- Born: 26 October 1998 Trans-Nzoia County
- Other names: "Chumba"
- Education: in Machakos County
- Known for: Kenyan National Volleyball player

= Sharon Chepchumba =

Kenyan volleyball player (born 1998)

Sharon Chepchumba Kiprono aka "Chumba" (born October 26, 1998) is a Kenyan volleyball player. She has represented Kenya at World Championships and at the Tokyo and Paris Olympics. She has played for a team in Greece and in 2024 she moved to Turkey.

==Life==
Chepchumba was born in 1998 in Trans-Nzoia county. She played football at Tartar Secondary School and she later moved to Kwanthanze Secondary School in Machakos County.

She started her volleyball career in 2017 when she played for the Kenya Prisons team. She later moved to the Kenya Pipeline team.

In 2021 the Kenyan national head coach Paul Bitok announced a twelve woman team to compete at the postponed 2020 Olympics in Tokyo. It was the first time that Kenya had qualified for the Olympics since 2003. Bitok chose a similar Malkia Strikers team to the one that won the 2019 FIVB Volleyball World Cup The Olympic team had eight players in common. These were Edith Mukuvilani, Jane Wacu, Emmaculate Chemtai, Mercy Moin, Leonida Kasaya, Lorine Chebet and Agripina Kundu. The team were trained additionally by Luizomar de Moura of Brazil which she appreciated. The Kenyans lost their first match against the home team of Japan and the other four matches. Chumba scored 59 points during matches and realised that Kenya could win matches at that level.

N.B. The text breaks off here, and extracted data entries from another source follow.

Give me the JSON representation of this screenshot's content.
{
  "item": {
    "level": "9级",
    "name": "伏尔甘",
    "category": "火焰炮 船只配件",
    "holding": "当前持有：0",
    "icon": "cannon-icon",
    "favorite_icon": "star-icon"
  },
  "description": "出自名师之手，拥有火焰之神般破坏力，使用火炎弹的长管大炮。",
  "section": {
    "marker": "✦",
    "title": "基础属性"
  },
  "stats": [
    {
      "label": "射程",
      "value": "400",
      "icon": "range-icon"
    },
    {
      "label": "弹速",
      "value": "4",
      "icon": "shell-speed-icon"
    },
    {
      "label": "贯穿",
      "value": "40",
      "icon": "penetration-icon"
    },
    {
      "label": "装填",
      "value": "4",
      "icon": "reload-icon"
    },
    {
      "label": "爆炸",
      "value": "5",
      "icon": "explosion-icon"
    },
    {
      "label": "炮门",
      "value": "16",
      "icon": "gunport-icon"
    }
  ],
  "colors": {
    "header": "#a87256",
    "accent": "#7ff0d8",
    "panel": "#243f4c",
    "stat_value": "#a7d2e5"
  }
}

In 2022 she left the Kenya Commercial Bank team and moved to the Greek Aris Thessaloniki Volleyball Club after she played for Kenya at the World Championship.

In 2024 she played with the Malkia Strikers at the Paris Olympics. Chepchumba was one of the few Kenyan volleyballers who were at their second olympics. The others were KCB teammate Edith Wisa and Lorine Chebet. The team was in pool B and they played three matches in Paris. They played against Brazil, Poland and Japan and they lost all three matches with a score of 3–0.

At the end of that year, Chepchumba went to play in Turkey for the Edremit Bld. Altinoluk team.